Chinese ecommerce company Alibaba, is reportedly planning to invest a massive $200 Mn funding into Paytm’s ecommerce entity. Besides, this deal also signifies the Alibaba will mark the formal entry in India to compete with US’ Amazon and India’s Flipkart.
The deal has not been made official yet, however, the reports suggest that it will be announced in coming weeks.
Alipay, the payments affiliate of Alibaba, along with investment firm SAIF Partners, have also participated in this fresh funding which is expected to value the online marketplace at over $1 Bn.

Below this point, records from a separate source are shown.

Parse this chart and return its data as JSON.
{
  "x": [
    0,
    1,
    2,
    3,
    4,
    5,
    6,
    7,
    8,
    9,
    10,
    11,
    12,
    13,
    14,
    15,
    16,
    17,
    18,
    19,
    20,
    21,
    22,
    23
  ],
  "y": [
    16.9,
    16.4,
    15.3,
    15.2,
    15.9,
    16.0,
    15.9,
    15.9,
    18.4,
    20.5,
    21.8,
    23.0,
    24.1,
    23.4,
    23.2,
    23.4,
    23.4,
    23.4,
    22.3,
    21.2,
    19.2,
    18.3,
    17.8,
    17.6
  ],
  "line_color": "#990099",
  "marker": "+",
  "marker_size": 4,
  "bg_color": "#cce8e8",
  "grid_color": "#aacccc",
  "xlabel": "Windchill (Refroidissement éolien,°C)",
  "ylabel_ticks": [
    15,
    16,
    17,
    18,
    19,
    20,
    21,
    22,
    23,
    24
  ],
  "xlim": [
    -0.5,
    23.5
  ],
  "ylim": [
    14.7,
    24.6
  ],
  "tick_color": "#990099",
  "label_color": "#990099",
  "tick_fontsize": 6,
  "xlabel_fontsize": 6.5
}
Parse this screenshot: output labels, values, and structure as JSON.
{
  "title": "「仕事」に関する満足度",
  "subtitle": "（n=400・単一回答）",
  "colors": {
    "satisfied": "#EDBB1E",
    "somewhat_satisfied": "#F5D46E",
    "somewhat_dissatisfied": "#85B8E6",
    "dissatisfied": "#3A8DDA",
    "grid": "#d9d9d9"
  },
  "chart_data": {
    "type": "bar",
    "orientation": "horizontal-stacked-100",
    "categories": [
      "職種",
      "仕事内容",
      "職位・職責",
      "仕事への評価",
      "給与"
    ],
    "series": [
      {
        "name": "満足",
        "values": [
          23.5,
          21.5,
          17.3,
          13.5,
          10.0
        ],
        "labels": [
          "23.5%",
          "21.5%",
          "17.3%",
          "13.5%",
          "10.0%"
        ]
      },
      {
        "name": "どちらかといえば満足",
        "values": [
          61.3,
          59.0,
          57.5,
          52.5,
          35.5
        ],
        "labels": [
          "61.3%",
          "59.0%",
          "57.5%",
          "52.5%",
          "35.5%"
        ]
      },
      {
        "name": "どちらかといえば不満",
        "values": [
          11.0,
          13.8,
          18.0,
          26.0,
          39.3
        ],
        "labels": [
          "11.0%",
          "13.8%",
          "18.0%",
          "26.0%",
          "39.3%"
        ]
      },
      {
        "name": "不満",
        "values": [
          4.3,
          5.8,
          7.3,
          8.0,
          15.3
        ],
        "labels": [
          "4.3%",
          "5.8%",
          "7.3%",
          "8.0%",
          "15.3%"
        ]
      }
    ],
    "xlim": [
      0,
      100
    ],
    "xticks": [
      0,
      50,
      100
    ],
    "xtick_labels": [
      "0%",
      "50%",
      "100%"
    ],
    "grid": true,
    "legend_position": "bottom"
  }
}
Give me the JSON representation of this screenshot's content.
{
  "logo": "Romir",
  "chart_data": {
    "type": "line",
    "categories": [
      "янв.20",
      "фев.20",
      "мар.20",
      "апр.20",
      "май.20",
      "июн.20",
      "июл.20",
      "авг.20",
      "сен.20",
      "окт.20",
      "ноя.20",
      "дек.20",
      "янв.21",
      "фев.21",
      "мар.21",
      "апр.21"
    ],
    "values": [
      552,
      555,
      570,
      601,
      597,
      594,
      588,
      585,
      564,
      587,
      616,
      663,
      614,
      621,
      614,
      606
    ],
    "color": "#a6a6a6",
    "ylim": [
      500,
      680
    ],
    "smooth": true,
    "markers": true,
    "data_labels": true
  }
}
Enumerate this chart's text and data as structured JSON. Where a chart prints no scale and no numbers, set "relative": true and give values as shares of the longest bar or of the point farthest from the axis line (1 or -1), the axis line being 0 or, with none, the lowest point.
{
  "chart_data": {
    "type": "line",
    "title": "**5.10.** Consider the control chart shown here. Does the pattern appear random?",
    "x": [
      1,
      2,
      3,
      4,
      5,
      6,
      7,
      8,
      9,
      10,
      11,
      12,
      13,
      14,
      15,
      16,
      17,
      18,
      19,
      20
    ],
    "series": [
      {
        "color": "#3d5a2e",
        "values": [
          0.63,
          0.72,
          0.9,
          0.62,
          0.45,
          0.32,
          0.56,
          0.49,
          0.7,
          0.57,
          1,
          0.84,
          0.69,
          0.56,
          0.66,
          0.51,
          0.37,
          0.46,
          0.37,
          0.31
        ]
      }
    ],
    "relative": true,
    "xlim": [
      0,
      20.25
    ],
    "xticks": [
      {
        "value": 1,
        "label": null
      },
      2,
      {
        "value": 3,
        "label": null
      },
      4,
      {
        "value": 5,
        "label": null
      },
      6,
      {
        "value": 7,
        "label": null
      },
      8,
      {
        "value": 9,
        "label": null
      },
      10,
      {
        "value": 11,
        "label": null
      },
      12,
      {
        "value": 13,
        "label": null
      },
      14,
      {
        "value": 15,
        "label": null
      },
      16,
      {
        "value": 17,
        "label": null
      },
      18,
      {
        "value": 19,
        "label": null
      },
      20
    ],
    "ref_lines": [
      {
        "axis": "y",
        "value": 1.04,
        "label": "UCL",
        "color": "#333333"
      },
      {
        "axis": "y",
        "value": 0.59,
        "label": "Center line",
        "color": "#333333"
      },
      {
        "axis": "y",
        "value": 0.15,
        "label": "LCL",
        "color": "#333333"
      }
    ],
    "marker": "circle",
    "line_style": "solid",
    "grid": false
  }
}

With this development, “The Alipay-Alibaba combine will now own over 50 per cent in the unit. The online marketplace business will either be called PayTM Mall or PayTM Bazaar,” said the person who estimates the business has annualised gross merchandise value (GMV) of about $1 Bn.
For Alibaba, entering the Indian market will mark an expansion of its global footprint. It will also offer a chance to grab a slice of one of the world’s most attractive and largest markets for online retail, which was worth around $14 to 16 Bn at the end of 2016, up from about $11 Bn in 2015.
Earlier, the company was expected to begin its own business in India as TMall – its business-to-consumer brand in China. Paytm is now expected to spin off the ecommerce business into a new mobile application and a separate website this month. Also, Alibaba now has an advantage in the B2B sector as there aren’t too many competitors.
Also, Paytm transferred its wallet licence to the payments bank unit last year, which is expected to launch operations in the next few months. Sharma owns a 51% stake in the payments bank while the rest is owned by One97 Communications. One97 Communications was valued at over $5 Bn the last time it raised about $60 Mn from new investor Mediatek last year.